Using $n thread we can align one or multiple FASTQ files. To scale this command biologists would need to develop in-depth knowledge of shell scripting, remote storage APIs, cloud APIs and networking to address the issues raised earlier. Using Bowtie2 to scale would therefore come at a price — either biologists sacrifice man-years of research time and grant money or they outsource the solution development to professionals. A standard team of eight developers costs $800K per year. If we estimate scaling Bowtie2 with a team this size would take roughly 6 months, and add in a margin for error and time spent by the biologists giving input, we arrive at an estimated cost of $500K. Beyond this, once the solution is built there would be running costs (e.g. a typical analytics solution processing 3TB costs roughly $180K in infrastructure per month).
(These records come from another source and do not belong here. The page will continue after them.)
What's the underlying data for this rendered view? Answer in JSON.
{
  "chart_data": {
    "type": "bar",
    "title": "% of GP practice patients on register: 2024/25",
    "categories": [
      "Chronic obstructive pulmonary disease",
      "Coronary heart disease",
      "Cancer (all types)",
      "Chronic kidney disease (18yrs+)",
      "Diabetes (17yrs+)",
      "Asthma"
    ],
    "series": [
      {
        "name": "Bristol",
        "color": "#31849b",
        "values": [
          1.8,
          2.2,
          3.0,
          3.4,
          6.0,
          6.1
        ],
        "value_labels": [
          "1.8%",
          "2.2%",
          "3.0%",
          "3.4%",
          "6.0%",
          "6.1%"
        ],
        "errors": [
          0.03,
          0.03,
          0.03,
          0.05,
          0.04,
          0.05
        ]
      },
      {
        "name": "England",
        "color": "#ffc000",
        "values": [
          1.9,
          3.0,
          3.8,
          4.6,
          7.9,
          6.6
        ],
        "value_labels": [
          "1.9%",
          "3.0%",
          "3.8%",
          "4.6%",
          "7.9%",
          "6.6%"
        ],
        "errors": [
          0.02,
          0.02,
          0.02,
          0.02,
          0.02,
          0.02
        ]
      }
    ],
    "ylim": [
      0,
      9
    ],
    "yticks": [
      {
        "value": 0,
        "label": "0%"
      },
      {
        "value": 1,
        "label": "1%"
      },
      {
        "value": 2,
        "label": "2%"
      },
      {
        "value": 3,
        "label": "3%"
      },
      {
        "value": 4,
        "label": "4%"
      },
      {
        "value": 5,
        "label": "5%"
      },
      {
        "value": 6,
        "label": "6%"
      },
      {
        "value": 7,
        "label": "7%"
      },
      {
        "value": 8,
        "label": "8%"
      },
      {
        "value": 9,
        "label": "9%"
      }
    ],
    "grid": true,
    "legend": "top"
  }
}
The shell command to run the alignment on Hadean is:

cargo run — bin coordinator <reference_genome> <batch_directory> <remote_bucket>

No additional devops is required at all and it can run against an arbitrary number of genomes by just supplying the file locations. The Hadean aligner addresses the issues raised earlier in the following ways:

  • Filesystem: We use an efficient broadcast mechanism which enables multiple machines to receive a copy of the genome. Since what data is sent and when is under control of the broadcasting node, there is no possibility for overload (which occurs when many machines attempt to make connections to a shared filesystem).
  • Throughput: We have built abstractions in Hadean that enable messages to be dispatched to one of a set of machines based on metrics such as network buffer occupancy. In MPI we’d need to manually keep track of how many asynchronous sends were in progress and their sizes to be able to estimate how much data was buffered.
  • Load balancing: We choose which machine to dispatch a read to based on network buffer occupancy and therefore achieve dynamic load balancing which transparently adapts to any changes in machine performance or network behaviour. The number of machines spawned by Hadean is proportional to the amount of FASTQ data to be aligned, which means the batch is completed in almost constant time.
  • File I/O: The align program is smart enough to write the SAM files to remote storage with a file directory structure that mirrors the batch file directory.

Using Hadean we’ve demonstrated how the number of genomes analysed in a single batch is only limited by the cloud computing budget of the user. We’ve removed the technical barriers to updating studies so they are based on the newest reference genome and give biologists the ability to update studies involving hundreds of thousands of genomes in a matter of days!